Había visto a un hombre que atravesaba el pasillo ante la puerta, un joven que ahora entró en la habitación.
—Louis Zilver —dijo el joven.
—¿Qué hace usted aquí?
—Vivo aquí. Tengo una habitación arriba.
—Nosotros somos policías que investigamos la muerte del señor Rogge, aquí presente. ¿Podemos subir a su habitación? Los fotógrafos y los periodistas querrán echarle un vistazo, y podemos aprovechar la oportunidad para hacer unas cuantas preguntas.
—Desde luego —contestó el joven.
Siguieron a Zilver, subiendo un tramo de estrechos escalones, y entraron en una habitación espaciosa. El commissaris se acomodó en el único sillón, Grijpstra se sentó en la cama y el joven lo hizo en el suelo, enfrentándose a ambos.

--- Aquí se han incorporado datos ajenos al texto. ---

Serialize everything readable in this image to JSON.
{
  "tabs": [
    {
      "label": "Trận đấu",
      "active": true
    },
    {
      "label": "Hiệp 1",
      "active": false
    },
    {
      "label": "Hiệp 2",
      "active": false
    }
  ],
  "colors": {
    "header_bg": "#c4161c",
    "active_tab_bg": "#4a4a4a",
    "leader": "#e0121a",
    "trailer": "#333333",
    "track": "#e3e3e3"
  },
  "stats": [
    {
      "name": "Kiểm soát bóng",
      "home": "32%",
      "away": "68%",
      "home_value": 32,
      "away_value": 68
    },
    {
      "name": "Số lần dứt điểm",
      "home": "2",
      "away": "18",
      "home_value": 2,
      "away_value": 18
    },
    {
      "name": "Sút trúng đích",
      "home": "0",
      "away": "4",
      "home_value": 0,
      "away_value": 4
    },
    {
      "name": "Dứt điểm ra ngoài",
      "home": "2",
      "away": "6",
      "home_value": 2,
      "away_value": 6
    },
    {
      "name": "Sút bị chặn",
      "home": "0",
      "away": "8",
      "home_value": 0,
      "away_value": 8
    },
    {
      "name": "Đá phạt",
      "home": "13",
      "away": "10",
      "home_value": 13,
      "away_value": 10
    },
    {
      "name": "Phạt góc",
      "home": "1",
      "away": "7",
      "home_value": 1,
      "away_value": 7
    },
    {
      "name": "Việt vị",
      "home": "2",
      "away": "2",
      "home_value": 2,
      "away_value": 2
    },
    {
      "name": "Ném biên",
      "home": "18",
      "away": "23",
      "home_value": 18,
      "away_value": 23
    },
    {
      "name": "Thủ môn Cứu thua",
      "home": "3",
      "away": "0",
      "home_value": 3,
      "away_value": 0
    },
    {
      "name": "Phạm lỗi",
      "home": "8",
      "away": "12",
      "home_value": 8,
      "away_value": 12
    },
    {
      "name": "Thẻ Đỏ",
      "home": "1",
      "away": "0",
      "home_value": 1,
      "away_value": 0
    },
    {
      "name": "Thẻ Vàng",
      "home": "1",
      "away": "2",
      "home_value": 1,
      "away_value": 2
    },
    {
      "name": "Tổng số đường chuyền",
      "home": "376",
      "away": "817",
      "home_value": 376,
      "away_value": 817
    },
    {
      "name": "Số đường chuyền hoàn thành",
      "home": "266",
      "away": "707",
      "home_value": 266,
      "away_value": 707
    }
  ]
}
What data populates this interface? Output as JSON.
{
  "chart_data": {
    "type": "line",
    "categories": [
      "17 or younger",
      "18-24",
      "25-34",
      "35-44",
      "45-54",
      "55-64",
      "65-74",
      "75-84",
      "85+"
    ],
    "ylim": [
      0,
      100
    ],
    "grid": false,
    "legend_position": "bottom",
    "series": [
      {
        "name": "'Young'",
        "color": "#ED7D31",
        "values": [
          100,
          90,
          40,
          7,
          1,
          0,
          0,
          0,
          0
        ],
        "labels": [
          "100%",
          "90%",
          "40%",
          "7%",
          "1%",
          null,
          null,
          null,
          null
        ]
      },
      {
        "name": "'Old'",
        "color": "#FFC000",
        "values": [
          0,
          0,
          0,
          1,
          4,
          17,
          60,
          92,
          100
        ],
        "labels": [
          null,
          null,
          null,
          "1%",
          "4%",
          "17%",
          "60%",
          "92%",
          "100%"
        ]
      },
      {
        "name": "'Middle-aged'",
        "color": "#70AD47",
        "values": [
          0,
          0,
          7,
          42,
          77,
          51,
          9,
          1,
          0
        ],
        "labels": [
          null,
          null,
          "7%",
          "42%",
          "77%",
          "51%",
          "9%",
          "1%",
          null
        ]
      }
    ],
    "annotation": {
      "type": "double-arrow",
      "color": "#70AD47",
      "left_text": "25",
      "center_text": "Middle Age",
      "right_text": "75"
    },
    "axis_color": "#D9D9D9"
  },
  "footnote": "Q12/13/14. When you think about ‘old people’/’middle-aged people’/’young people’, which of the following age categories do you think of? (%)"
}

—Soy un amigo de Abe y de Esther —explicó Louis—. Llevo casi un año viviendo en esta casa.
—Prosiga —invitó el commissaris—. Díganos todo lo que sepa. Acerca de la casa, de lo que pasaba en ella, y de lo que hace cada uno. Nosotros no sabemos nada. Acabamos de llegar. Pero, ante todo, me gustaría que me dijera si sabe cómo murió Abe y dónde estaba usted en aquel momento.
—Estaba aquí —contestó Louis—. He estado todo el día en casa. Abe todavía vivía a las cuatro de esta tarde. Estaba entonces aquí, precisamente en esta habitación. Y no tengo idea de cómo murió.
—Prosiga —dijo el commissaris amablemente.